Depuis la loi d’avenir agricole d’octobre 2014, les agriculteurs peuvent échanger des semences non protégées par un COV dans le cadre d’un groupement d’intérêt économique et environnemental (GIEE) [1]. Mais une organisation de la société civile, Communidée (voir leur pétition), avait obtenu du Sénat que la loi soit modifiée pour élargir ce droit [2]. Les sénateurs avaient en effet voté un article 4 quinquies qui modifiait le code rural (article L.315.5) en barrant les mots : « membres d’un groupement d’intérêt économique et environnemental » [3]. En pratique, cela permettait les échanges, entre agriculteurs dans le cadre général de l’entraide agricole, sans que ces derniers ne soient forcément membres d’un GIEE.

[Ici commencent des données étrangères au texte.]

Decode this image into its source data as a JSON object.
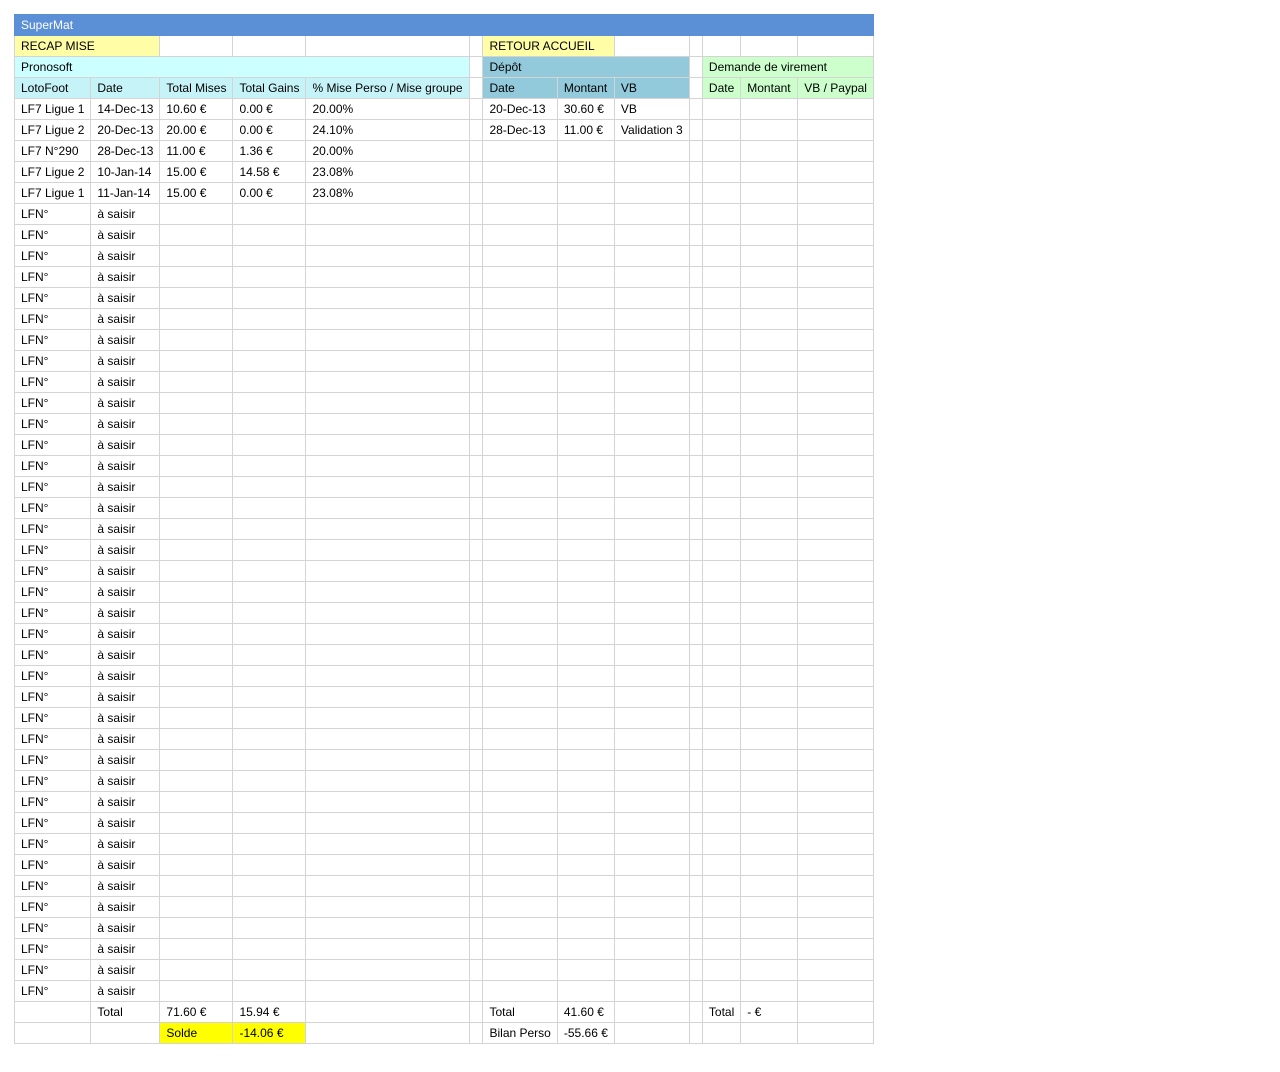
{
  "title": "SuperMat",
  "nav": {
    "recap": "RECAP MISE",
    "retour": "RETOUR ACCUEIL"
  },
  "sections": {
    "pronosoft": "Pronosoft",
    "depot": "Dépôt",
    "virement": "Demande de virement"
  },
  "headers": {
    "pronosoft": [
      "LotoFoot",
      "Date",
      "Total Mises",
      "Total Gains",
      "% Mise Perso / Mise groupe"
    ],
    "depot": [
      "Date",
      "Montant",
      "VB"
    ],
    "virement": [
      "Date",
      "Montant",
      "VB / Paypal"
    ]
  },
  "pronosoft_rows": [
    [
      "LF7 Ligue 1",
      "14-Dec-13",
      "10.60 €",
      "0.00 €",
      "20.00%"
    ],
    [
      "LF7 Ligue 2",
      "20-Dec-13",
      "20.00 €",
      "0.00 €",
      "24.10%"
    ],
    [
      "LF7 N°290",
      "28-Dec-13",
      "11.00 €",
      "1.36 €",
      "20.00%"
    ],
    [
      "LF7 Ligue 2",
      "10-Jan-14",
      "15.00 €",
      "14.58 €",
      "23.08%"
    ],
    [
      "LF7 Ligue 1",
      "11-Jan-14",
      "15.00 €",
      "0.00 €",
      "23.08%"
    ]
  ],
  "placeholder_row": {
    "lotofoot": "LFN°",
    "date": "à saisir",
    "count": 38
  },
  "depot_rows": [
    [
      "20-Dec-13",
      "30.60 €",
      "VB"
    ],
    [
      "28-Dec-13",
      "11.00 €",
      "Validation 3"
    ]
  ],
  "totals": {
    "total_label": "Total",
    "total_mises": "71.60 €",
    "total_gains": "15.94 €",
    "solde_label": "Solde",
    "solde_value": "-14.06 €",
    "depot_total_label": "Total",
    "depot_total": "41.60 €",
    "bilan_label": "Bilan Perso",
    "bilan_value": "-55.66 €",
    "virement_total_label": "Total",
    "virement_total": " - €"
  },
  "colors": {
    "title_bar": "#5b8fd6",
    "yellow_pale": "#fffea6",
    "yellow": "#ffff00",
    "cyan": "#ccffff",
    "depot_header": "#92cadb",
    "virement_header": "#ccffcc"
  }
}
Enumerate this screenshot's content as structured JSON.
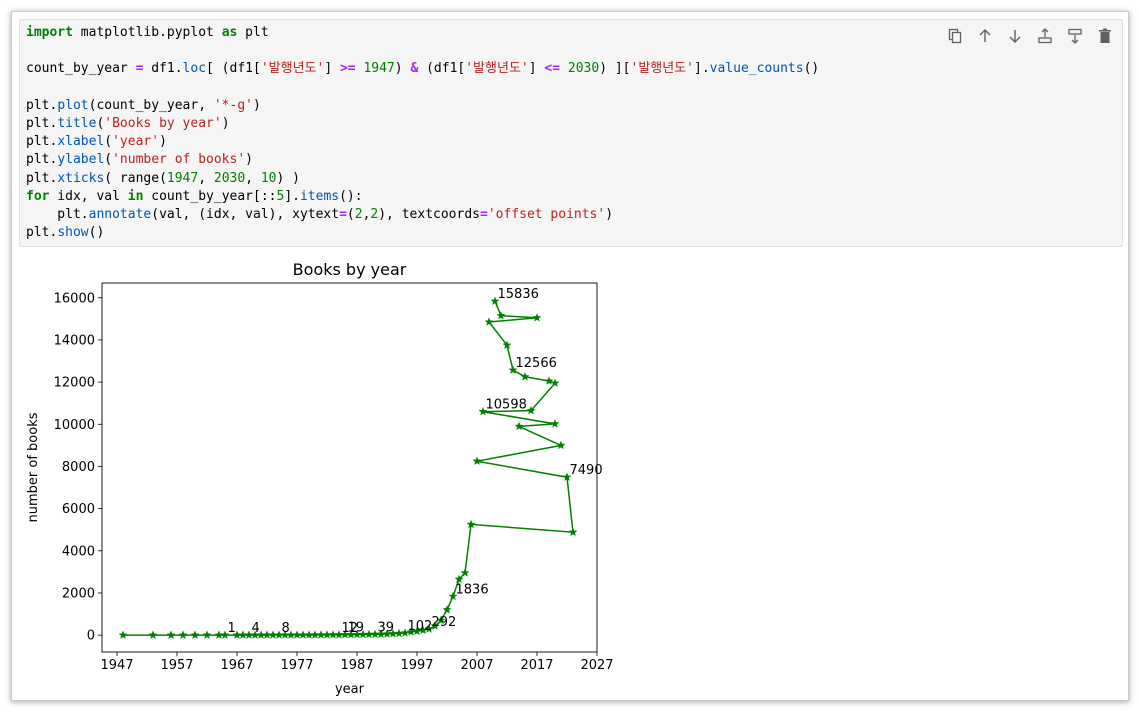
{
  "toolbar": {
    "buttons": [
      {
        "name": "copy-cell-button",
        "icon": "copy-icon"
      },
      {
        "name": "move-up-button",
        "icon": "arrow-up-icon"
      },
      {
        "name": "move-down-button",
        "icon": "arrow-down-icon"
      },
      {
        "name": "insert-above-button",
        "icon": "insert-above-icon"
      },
      {
        "name": "insert-below-button",
        "icon": "insert-below-icon"
      },
      {
        "name": "delete-cell-button",
        "icon": "trash-icon"
      }
    ]
  },
  "code": {
    "l1": {
      "import": "import",
      "module": " matplotlib.pyplot ",
      "as": "as",
      "alias": " plt"
    },
    "l3": {
      "a": "count_by_year ",
      "eq": "=",
      "b": " df1.",
      "loc": "loc",
      "c": "[ (df1[",
      "s1": "'발행년도'",
      "d": "] ",
      "ge": ">=",
      "e": " ",
      "n1": "1947",
      "f": ") ",
      "amp": "&",
      "g": " (df1[",
      "s2": "'발행년도'",
      "h": "] ",
      "le": "<=",
      "i": " ",
      "n2": "2030",
      "j": ") ][",
      "s3": "'발행년도'",
      "k": "].",
      "vc": "value_counts",
      "l": "()"
    },
    "l5": {
      "a": "plt.",
      "fn": "plot",
      "b": "(count_by_year, ",
      "s": "'*-g'",
      "c": ")"
    },
    "l6": {
      "a": "plt.",
      "fn": "title",
      "b": "(",
      "s": "'Books by year'",
      "c": ")"
    },
    "l7": {
      "a": "plt.",
      "fn": "xlabel",
      "b": "(",
      "s": "'year'",
      "c": ")"
    },
    "l8": {
      "a": "plt.",
      "fn": "ylabel",
      "b": "(",
      "s": "'number of books'",
      "c": ")"
    },
    "l9": {
      "a": "plt.",
      "fn": "xticks",
      "b": "( range(",
      "n1": "1947",
      "c": ", ",
      "n2": "2030",
      "d": ", ",
      "n3": "10",
      "e": ") )"
    },
    "l10": {
      "for": "for",
      "a": " idx, val ",
      "in": "in",
      "b": " count_by_year[::",
      "n": "5",
      "c": "].",
      "fn": "items",
      "d": "():"
    },
    "l11": {
      "a": "    plt.",
      "fn": "annotate",
      "b": "(val, (idx, val), xytext",
      "eq": "=",
      "c": "(",
      "n1": "2",
      "d": ",",
      "n2": "2",
      "e": "), textcoords",
      "eq2": "=",
      "s": "'offset points'",
      "f": ")"
    },
    "l12": {
      "a": "plt.",
      "fn": "show",
      "b": "()"
    }
  },
  "colors": {
    "line": "#008000",
    "keyword": "#008000",
    "operator": "#aa22ff",
    "function": "#0055aa",
    "string": "#ba2121"
  },
  "chart_data": {
    "type": "line",
    "title": "Books by year",
    "xlabel": "year",
    "ylabel": "number of books",
    "xlim": [
      1944.5,
      2027
    ],
    "ylim": [
      -800,
      16700
    ],
    "xticks": [
      1947,
      1957,
      1967,
      1977,
      1987,
      1997,
      2007,
      2017,
      2027
    ],
    "yticks": [
      0,
      2000,
      4000,
      6000,
      8000,
      10000,
      12000,
      14000,
      16000
    ],
    "marker": "*",
    "line_color": "#008000",
    "series": [
      {
        "x": [
          2010,
          2011,
          2017,
          2009,
          2012,
          2013,
          2015,
          2019,
          2020,
          2016,
          2008,
          2020,
          2014,
          2021,
          2007,
          2022,
          2023,
          2006,
          2005,
          2004,
          2003,
          2002,
          2001,
          2000,
          1999,
          1998,
          1997,
          1996,
          1995,
          1994,
          1993,
          1992,
          1991,
          1990,
          1989,
          1988,
          1987,
          1986,
          1985,
          1984,
          1983,
          1982,
          1981,
          1980,
          1979,
          1978,
          1977,
          1976,
          1975,
          1974,
          1973,
          1972,
          1971,
          1970,
          1969,
          1968,
          1967,
          1965,
          1964,
          1962,
          1960,
          1958,
          1956,
          1953,
          1948
        ],
        "y": [
          15836,
          15150,
          15050,
          14850,
          13750,
          12566,
          12250,
          12050,
          11950,
          10650,
          10598,
          10020,
          9900,
          9000,
          8250,
          7490,
          4880,
          5250,
          2950,
          2650,
          1836,
          1200,
          700,
          430,
          292,
          230,
          180,
          150,
          102,
          80,
          65,
          55,
          45,
          39,
          35,
          29,
          25,
          22,
          19,
          15,
          12,
          10,
          9,
          8,
          7,
          6,
          5,
          5,
          5,
          4,
          4,
          4,
          3,
          3,
          2,
          2,
          1,
          1,
          1,
          1,
          1,
          0,
          0,
          0,
          0
        ]
      }
    ],
    "annotations": [
      {
        "x": 2010,
        "y": 15836,
        "text": "15836"
      },
      {
        "x": 2013,
        "y": 12566,
        "text": "12566"
      },
      {
        "x": 2008,
        "y": 10598,
        "text": "10598"
      },
      {
        "x": 2022,
        "y": 7490,
        "text": "7490"
      },
      {
        "x": 2003,
        "y": 1836,
        "text": "1836"
      },
      {
        "x": 1999,
        "y": 292,
        "text": "292"
      },
      {
        "x": 1995,
        "y": 102,
        "text": "102"
      },
      {
        "x": 1990,
        "y": 39,
        "text": "39"
      },
      {
        "x": 1985,
        "y": 19,
        "text": "19"
      },
      {
        "x": 1984,
        "y": 12,
        "text": "12"
      },
      {
        "x": 1974,
        "y": 8,
        "text": "8"
      },
      {
        "x": 1969,
        "y": 4,
        "text": "4"
      },
      {
        "x": 1965,
        "y": 1,
        "text": "1"
      }
    ]
  }
}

Le lobby des semenciers a vivement réagi pour re-cantonner ces échanges uniquement dans le cadre des GIEE. Et, dans un premier temps, ces pressions ont fonctionné : la Commission du développement durable et de l’aménagement du territoire de l’Assemblée nationale a tout simplement supprimé l’amendement du Sénat. La députée socialiste Anne-Yvonne Le Dain a justifié cette coupe franche en stipulant que l’élargissement des échanges mettait « en péril le certificat d’obtention végétale (COV) qui représente un acquis immense et ancien pour notre pays. Le COV est un outil formidable pour lutter contre la brevetabilité du vivant, puisqu’il qualifie une réalité concrète et non un potentiel » [4]. Hors-sujet, pour la rapporteure de la loi, Geneviève Gaillard, qui lui a vertement précisé que cet article s’appliquait aux « semences ou (…) plants n’appartenant pas à une variété protégée par un certificat d’obtention végétale et produits sur une exploitation hors de tout contrat de multiplication de semences ou de plants destinés à être commercialisés ».
D’autres députés comme Jean-Marie Sermier (Les Républicains) ou le socialiste Jean-Yves Caullet, ont aussi cherché à défendre une version restrictive de l’échange de semences entre paysans pour, selon eux, éviter les OGM et protéger la qualité des semences. Jean-Marie Sermier soulignait par exemple en Commission que « les semences échangées entre voisins ne font l’objet d’aucun contrôle sanitaire ou génétique ; ainsi, il est parfaitement possible d’échanger des semences contenant des organismes génétiquement modifiés (OGM) ». Réponse de la rapporteuse : « cet article ne présente aucun danger (…). Les dérives que vous dénoncez peuvent tout aussi bien se produire dans le cadre d’un GIEE ».
Échanges entre agriculteurs hors GIEE : rejeté en Commission, mais adopté en plénière
Et ni la rapporteure, Geneviève Gaillard, ni la représentante de la ministre de l’Environnement, Barbara Pompili, nommée depuis peu secrétaire d’État à la biodiversité, pour qui « cette disposition [d’échanges hors GIEE] constitue une avancée, notamment pour des variétés anciennes, typiques ou locales », n’ont pu faire pencher la balance en Commission.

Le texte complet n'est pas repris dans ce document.